31. Ternyata Afan Sepupu Intan

     Ishita senang tanpa diminta Ahem bersedia menemaninya bertemu ayahnya. Sejak Herlambang tersadar dari koma, dia ingin bertemu dengan Ishita dan suaminya. Karena keadaan yang tidak memungkinkan membuat Ishita selalu menghindar. Harus dengan sakit begini, baru bisa terpenuhi keinginannya bertemu dengan putri sulungnya bersama suaminya. Kebetulan mereka belum pernah bertemu. Karena koma, maka pamannya, adik dari ayahnya sebagai wali nikah mereka.

    "Besuk kita berangkat pagi saja ya, sama jam kantor, agar kita santai di perjalanan." Usul Ahem.

    "Iya Pak Raden, lebih pagi malah enakan sih udaranya dingin." sahutnya.

    "Iya ya lebih pagi lagi bolehlah, habis subuhan gitu." Ahem menimpali.

    "Tapi kalau pagi sekali, gimana cara kamu pamit sama istrimu? Pasti dia akan curiga dan kamu akan kena masalah." Ujar Ishita.

    "Udah itu urusanku, kamu tidak usah ikut memikirkannya!" hibur Ahem."Aku akan menjemputmu jam setengah lima!" lanjutnya.

    Ishita hanya mengangguk dengan tersenyum manis. Tak sadar dia memandang Ahem dengan kagum. Dan Ahem membalasnya dengan senyuman penuh sayang.

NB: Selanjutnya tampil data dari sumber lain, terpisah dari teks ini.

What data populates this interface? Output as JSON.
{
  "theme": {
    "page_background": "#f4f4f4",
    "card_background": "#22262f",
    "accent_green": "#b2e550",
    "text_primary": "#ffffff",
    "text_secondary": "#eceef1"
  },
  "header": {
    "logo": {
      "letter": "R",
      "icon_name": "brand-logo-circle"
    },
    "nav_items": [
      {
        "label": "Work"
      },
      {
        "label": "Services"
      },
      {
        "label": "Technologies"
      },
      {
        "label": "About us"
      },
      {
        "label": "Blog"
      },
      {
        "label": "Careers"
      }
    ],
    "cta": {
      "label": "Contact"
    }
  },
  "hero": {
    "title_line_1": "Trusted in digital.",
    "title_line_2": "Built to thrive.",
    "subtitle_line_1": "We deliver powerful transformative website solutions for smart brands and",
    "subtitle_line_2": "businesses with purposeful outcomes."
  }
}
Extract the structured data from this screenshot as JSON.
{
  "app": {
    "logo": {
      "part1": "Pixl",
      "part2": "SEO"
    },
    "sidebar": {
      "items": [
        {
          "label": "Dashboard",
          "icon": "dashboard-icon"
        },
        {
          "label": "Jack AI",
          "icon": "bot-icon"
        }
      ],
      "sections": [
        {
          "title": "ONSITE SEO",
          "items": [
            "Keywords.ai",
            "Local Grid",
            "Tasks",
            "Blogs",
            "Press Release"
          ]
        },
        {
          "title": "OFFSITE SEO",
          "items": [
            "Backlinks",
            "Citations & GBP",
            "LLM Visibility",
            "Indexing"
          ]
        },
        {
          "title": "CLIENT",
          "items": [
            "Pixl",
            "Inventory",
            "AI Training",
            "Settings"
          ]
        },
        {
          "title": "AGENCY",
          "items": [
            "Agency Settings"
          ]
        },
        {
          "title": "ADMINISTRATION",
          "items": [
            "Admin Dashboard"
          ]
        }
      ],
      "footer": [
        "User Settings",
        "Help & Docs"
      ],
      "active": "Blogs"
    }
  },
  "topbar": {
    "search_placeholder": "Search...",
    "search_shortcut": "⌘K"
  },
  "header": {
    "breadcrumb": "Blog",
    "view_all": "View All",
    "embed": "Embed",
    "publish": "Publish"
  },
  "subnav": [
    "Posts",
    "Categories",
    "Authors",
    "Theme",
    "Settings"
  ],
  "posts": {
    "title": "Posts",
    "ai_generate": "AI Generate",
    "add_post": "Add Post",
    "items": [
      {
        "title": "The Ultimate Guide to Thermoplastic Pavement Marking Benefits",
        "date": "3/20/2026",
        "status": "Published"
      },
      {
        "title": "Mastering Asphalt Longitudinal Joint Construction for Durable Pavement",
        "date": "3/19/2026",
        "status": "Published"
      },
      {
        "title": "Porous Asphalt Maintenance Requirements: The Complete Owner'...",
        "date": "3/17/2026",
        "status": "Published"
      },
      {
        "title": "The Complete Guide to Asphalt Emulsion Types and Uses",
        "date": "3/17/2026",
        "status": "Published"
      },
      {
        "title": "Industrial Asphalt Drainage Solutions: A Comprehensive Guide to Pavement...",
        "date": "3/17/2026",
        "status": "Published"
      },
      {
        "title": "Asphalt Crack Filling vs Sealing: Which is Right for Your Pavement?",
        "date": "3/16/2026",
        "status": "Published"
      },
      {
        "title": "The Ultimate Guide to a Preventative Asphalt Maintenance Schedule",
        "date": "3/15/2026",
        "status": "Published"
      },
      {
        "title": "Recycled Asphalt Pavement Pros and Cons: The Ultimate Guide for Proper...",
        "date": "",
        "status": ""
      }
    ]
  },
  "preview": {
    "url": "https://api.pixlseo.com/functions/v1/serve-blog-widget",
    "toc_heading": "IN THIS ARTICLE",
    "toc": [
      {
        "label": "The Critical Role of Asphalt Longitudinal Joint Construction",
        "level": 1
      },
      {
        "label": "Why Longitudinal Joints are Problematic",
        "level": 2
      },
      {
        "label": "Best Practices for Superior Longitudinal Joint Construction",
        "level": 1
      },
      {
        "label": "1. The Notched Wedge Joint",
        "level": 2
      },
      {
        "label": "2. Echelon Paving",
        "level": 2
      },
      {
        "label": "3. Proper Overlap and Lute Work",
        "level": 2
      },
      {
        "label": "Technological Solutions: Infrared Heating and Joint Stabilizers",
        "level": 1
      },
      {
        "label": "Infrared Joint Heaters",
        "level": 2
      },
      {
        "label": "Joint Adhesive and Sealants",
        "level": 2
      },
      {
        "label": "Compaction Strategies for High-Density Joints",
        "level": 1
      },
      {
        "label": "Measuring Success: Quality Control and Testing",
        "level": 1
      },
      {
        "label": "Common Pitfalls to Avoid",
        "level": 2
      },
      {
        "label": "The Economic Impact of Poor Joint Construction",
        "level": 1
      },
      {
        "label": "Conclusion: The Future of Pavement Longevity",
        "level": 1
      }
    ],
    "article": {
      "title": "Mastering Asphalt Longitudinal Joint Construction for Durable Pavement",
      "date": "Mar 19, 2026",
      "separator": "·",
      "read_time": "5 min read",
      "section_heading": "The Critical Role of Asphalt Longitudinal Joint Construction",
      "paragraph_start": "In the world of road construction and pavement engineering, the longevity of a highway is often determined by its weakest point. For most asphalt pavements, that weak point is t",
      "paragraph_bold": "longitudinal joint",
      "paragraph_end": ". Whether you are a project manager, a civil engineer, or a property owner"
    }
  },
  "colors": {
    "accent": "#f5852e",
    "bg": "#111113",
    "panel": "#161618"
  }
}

Tangannya mengelus rambut Ishita penuh cinta, sambil berbisik,

    "Aku kagum sama kamu, badan semungil ini mengandung kembar tiga dan kamu tetap kuat tanpa mengeluh. Kamu seorang ibu yang hebat, Ishi!" 

    Nafas hangat Ahem terasa di pipi dan telinganya, membuat Ishita terperanjat menahan merinding bak tersengat listrik. Sontak Ishita menarik lengan Ahem, sehingga membuat tubuh Ahem yang tidak siap terpelanting hampir menindih Ishita. Dan bibirnya menempel di pipi Ishita. Untung tempat itu VVIP sehingga tidak seorangpun melihatnya.

    Ahem menatap tajam, Ishita pun membalasnya. Tatapan penuh cinta dan rindu. "Aku merindukanmu, Ishi,  dadaku berdebar-debar hingga terasa sesak. Aku ingin memelukmu!" Batinnya.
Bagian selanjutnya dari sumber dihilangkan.